Суть в том, что Гувер играл совершенно откровенно. Мысль о том, что его сотрудники по оказанию помощи сами должны пытаться влиять на российскую политику, была для него неприемлема. Гувер действительно намеревался использовать продовольствие в качестве оружия в России, но не так грубо, как представляли его враги в Москве и критики дома. Его план состоял в том, чтобы достичь политических целей в России не под видом помощи голодающим, как они подозревали, а скорее с помощью этого. Гувер верил, что, если бы он только смог утолить голод русских, они образумились бы и восстановили физические силы, чтобы сбросить своих большевистских угнетателей. Пример энергии и эффективности АРА сам по себе послужил бы дальнейшей дискредитации «глупой» советской системы в глазах людей и послужил бы катализатором неизбежного процесса политического оздоровления. Все, что нужно было Гуверу, — это развернуть свою операцию внутри страны, цель, которая теперь была так мучительно близка.
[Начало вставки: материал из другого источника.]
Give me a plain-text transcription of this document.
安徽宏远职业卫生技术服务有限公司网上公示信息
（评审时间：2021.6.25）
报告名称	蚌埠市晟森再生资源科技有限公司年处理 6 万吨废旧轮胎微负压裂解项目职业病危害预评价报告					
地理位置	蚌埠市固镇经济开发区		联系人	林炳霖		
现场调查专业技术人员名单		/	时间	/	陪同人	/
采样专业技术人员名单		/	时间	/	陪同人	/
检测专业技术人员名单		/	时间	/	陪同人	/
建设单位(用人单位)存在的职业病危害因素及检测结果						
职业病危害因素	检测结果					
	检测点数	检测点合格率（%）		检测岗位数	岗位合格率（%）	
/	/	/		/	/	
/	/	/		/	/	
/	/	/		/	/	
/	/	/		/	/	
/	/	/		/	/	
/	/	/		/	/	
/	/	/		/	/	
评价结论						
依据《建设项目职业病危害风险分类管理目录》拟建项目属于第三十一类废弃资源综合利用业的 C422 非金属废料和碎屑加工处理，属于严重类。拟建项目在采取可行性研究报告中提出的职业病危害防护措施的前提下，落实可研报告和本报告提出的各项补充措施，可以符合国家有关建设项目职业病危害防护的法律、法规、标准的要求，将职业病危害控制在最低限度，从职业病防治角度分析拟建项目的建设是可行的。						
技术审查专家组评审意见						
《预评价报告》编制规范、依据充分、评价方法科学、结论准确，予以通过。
Тем не менее, к 17 августа рижские переговоры угрожали сорваться, поскольку Литвинов и особенно Браун совещались по телеграфу со своими соответствующими начальниками в поисках пространства для маневра. У сторон не было четких сроков, но пока они вели переговоры, миллионам россиян грозила голодная смерть. Растущему давлению с требованием скорейшего урегулирования способствовала суета за пределами зала переговоров. Представители иностранных правительств и благотворительных организаций были рядом, чтобы следить за развитием событий, в то время как репортеры из Америки и со всей Европы прибыли в город, чтобы осветить это необычное дипломатическое мероприятие, некоторые надеялись стать одними из первых корреспондентов, которые отправятся в Россию и расскажут правдивую историю о голодоморе.
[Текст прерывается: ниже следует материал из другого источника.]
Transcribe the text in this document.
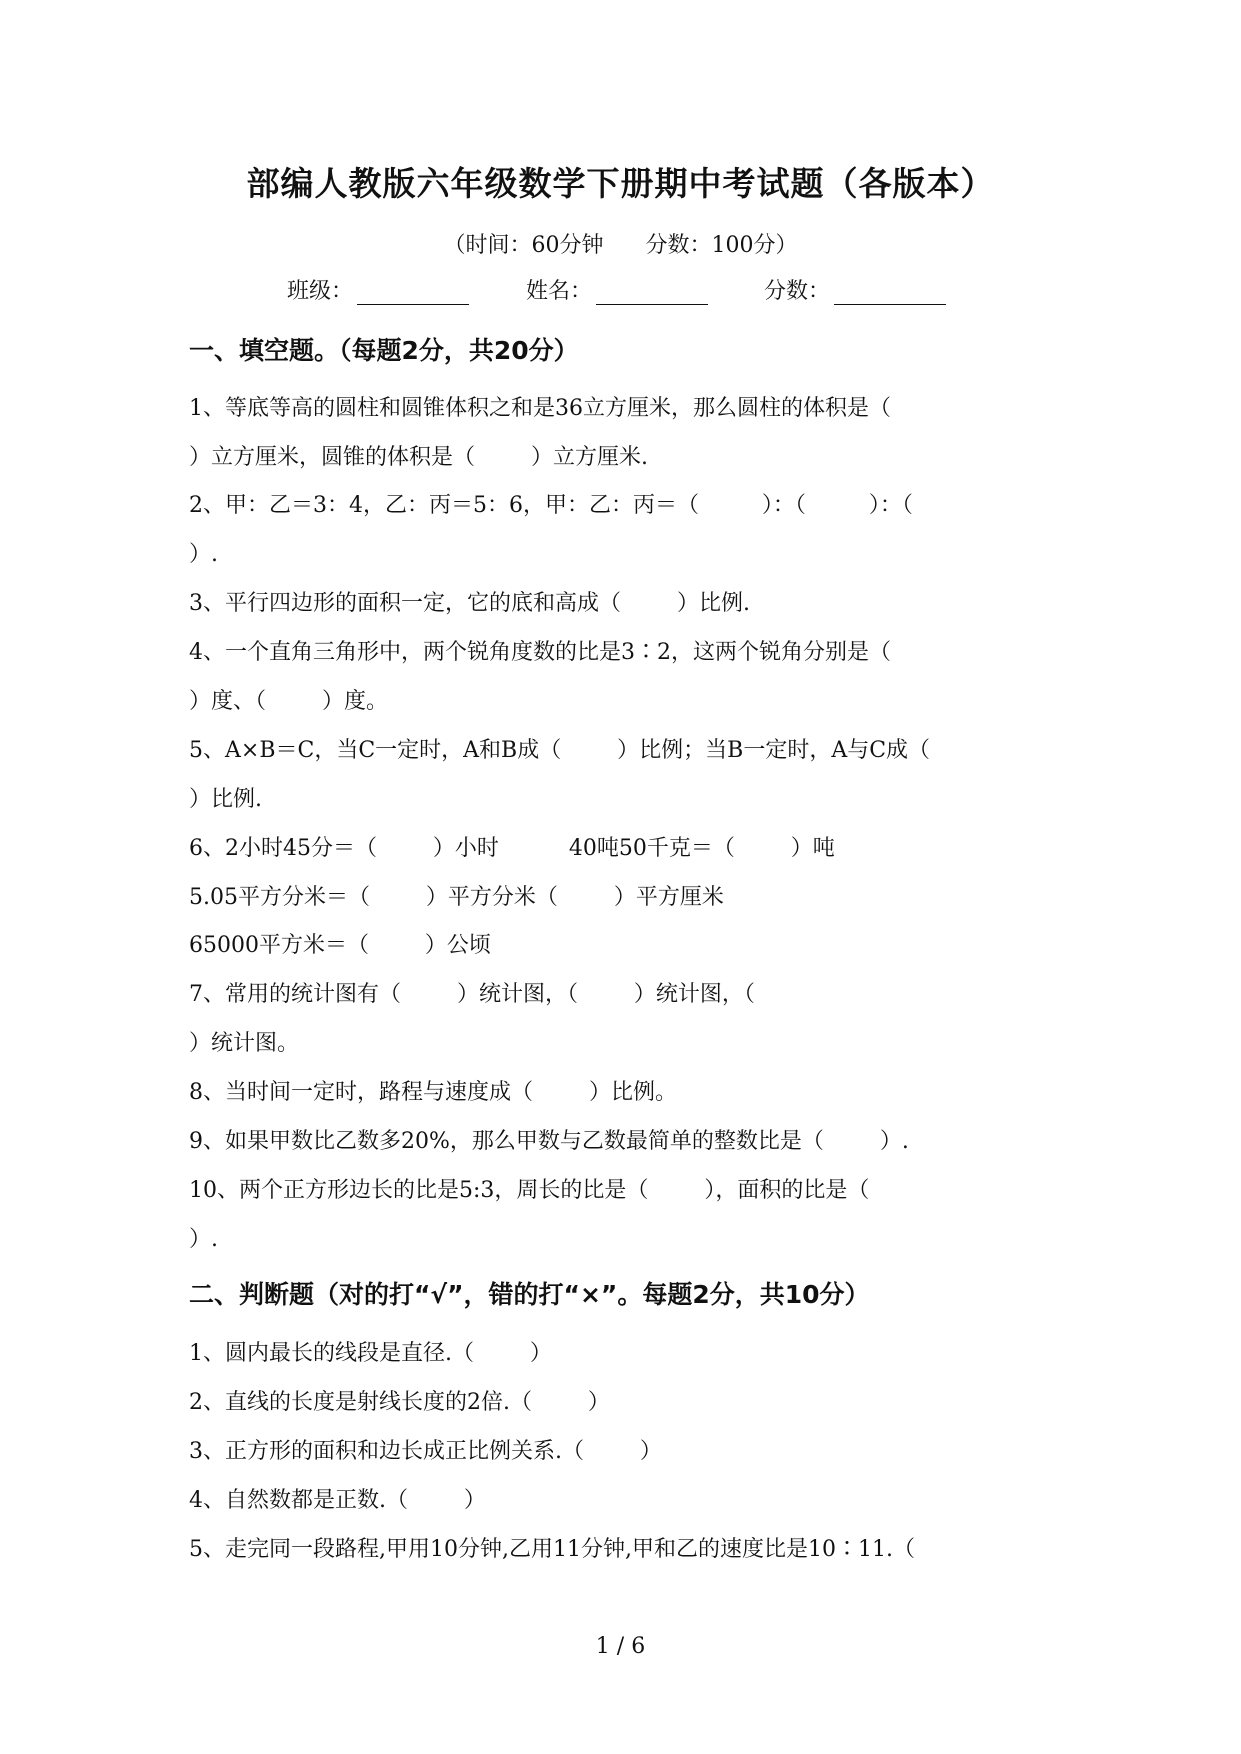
部编人教版六年级数学下册期中考试题（各版本）
（时间：60分钟      分数：100分）
班级：	姓名：	分数：
一、填空题。（每题2分，共20分）
1、等底等高的圆柱和圆锥体积之和是36立方厘米，那么圆柱的体积是（
）立方厘米，圆锥的体积是（        ）立方厘米.
2、甲：乙＝3：4，乙：丙＝5：6，甲：乙：丙＝（         ）：（         ）：（
）.
3、平行四边形的面积一定，它的底和高成（        ）比例.
4、一个直角三角形中，两个锐角度数的比是3∶2，这两个锐角分别是（
）度、（        ）度。
5、A×B＝C，当C一定时，A和B成（        ）比例；当B一定时，A与C成（
）比例.
6、2小时45分＝（        ）小时          40吨50千克＝（        ）吨
5.05平方分米＝（        ）平方分米（        ）平方厘米
65000平方米＝（        ）公顷
7、常用的统计图有（        ）统计图，（        ）统计图，（
）统计图。
8、当时间一定时，路程与速度成（        ）比例。
9、如果甲数比乙数多20%，那么甲数与乙数最简单的整数比是（        ）.
10、两个正方形边长的比是5:3，周长的比是（        ），面积的比是（
）.
二、判断题（对的打“√”，错的打“×”。每题2分，共10分）
1、圆内最长的线段是直径.（        ）
2、直线的长度是射线长度的2倍.（        ）
3、正方形的面积和边长成正比例关系.（        ）
4、自然数都是正数.（        ）
5、走完同一段路程,甲用10分钟,乙用11分钟,甲和乙的速度比是10∶11.（
1 / 6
Команда АРА чувствовала себя явно более неуютно в центре внимания. По мере распространения слухов о патовой ситуации Литвинов смог задействовать свой потрясающий талант в том, что позже назовут spin control. Он использовал прессу, чтобы набрать очки против Брауна и подготовить почву на случай, если переговоры провалятся. Как он уже неоднократно заявлял американским участникам переговоров, Литвинов сказал журналистам, что стороны страдают от «отсутствия доверия с одной стороны и подозрительности с другой». Брауну он объяснил, что это означало недоверие АРА к советскому правительству и подозрительность большевиков к АРА, но теперь он сказал прессе: «Если вы примените мое замечание к любой из сторон, вы не будете неправы».
Поскольку исход был в подвешенном состоянии, Литвинов, казалось, преуспевал, хотя его позерство не принесло ему поддержки со всех сторон. Корреспондент «Манчестер Гардиан» охарактеризовал свое отношение как «смотрящий в зубы дареному коню, жалующийся на остроту его зубов и предполагающий, что у него неуравновешенный характер».